Soyons clair: le système marchand, c'est-à-dire la manière dont nous
fonctionnons aujourd’hui est incapable de l’assumer. Pourquoi? Parce
qu’il fonctionne sur un principe parfaitement incompatible avec une
gestion intelligente des ressources, parce qu’il ne respecte rien,
hormis la valorisation du capital.
Tant que ce principe ne sera pas remis en question on ne peut espérer aucun changement.
La solution, qui est de l’ordre «du»politique se situe donc en dehors
du champs de «la» politique.
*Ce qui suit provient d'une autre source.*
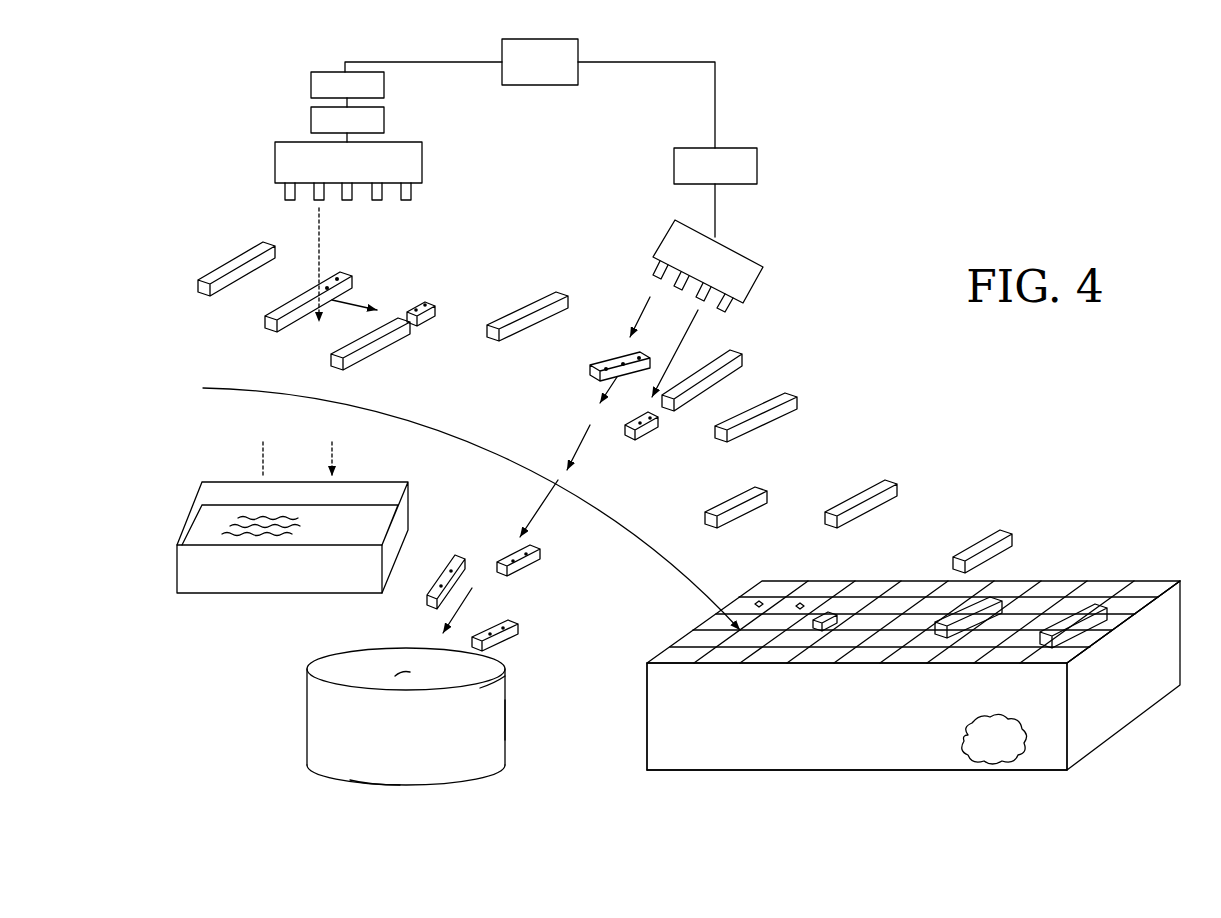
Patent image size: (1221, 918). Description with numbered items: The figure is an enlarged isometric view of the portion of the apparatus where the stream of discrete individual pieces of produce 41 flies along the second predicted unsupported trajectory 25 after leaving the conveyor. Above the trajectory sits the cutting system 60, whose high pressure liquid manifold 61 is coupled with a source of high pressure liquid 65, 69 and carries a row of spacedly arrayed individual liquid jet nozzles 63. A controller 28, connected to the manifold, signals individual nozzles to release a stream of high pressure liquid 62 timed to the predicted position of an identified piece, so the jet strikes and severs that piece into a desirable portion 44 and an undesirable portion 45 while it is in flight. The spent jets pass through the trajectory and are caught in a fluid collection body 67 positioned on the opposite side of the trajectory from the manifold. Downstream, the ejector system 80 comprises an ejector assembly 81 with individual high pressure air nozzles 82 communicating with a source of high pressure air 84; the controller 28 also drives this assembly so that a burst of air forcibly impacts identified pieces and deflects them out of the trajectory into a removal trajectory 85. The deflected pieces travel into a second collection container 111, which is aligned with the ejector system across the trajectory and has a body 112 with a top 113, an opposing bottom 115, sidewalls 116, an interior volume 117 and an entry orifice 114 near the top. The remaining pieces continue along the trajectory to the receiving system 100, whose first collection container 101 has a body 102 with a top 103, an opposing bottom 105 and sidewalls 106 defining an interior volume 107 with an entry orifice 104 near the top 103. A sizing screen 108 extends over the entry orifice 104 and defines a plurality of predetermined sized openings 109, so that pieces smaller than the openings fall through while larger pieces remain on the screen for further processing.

The controller 28 is at (530, 93).
The cutting system 60 is at (450, 125).
The source of high pressure liquid 65 is at (347, 89).
The source of high pressure liquid 69 is at (926, 572).
The high pressure liquid manifold 61 is at (348, 162).
The individual liquid jet nozzles 63 is at (405, 203).
The stream of high pressure liquid 62 is at (318, 232).
The source of high pressure air 84 is at (715, 192).
The ejector system 80 is at (760, 240).
The ejector assembly 81 is at (708, 261).
The individual high pressure air nozzles 82 is at (655, 268).
The discrete individual pieces of produce 41 is at (262, 334).
The desirable portion 44 is at (288, 300).
The undesirable portion 45 is at (333, 275).
The removal trajectory 85 is at (585, 458).
The second predicted unsupported trajectory 25 is at (444, 440).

La prise de conscience nécessaire,
indispensable, même peut-on et doit-on dire, vitale ne peut se faire
que dans la société civile, par une prise de conscience et la mise en
place d’une alternative économique et sociale (voir l’article
«
TRANSITION»)
Cette fois-ci, ce n’est plus un navire dont il s’agit, aussi symbolique
qu’il soit, il s’agit de notre planète et cette fois-ci il ne s’agit
pas du nombre de canots de sauvetage… il n’y en a pas et il n’y a pas
de planète de rechange. Les passagers du Titanic ont eu prés de deux
heures avant qu’il ne sombre, et un peu plus de temps avant que
n’arrivent les premiers secours. Nous avons certes plus de temps, et
c’est peut-être cela qui fait illusion, mais surtout il n’y aura jamais
aucun secours qui n’arrivera. Après le naufrage il n’y aura plus
personne pour fleurir un quelconque mémorial.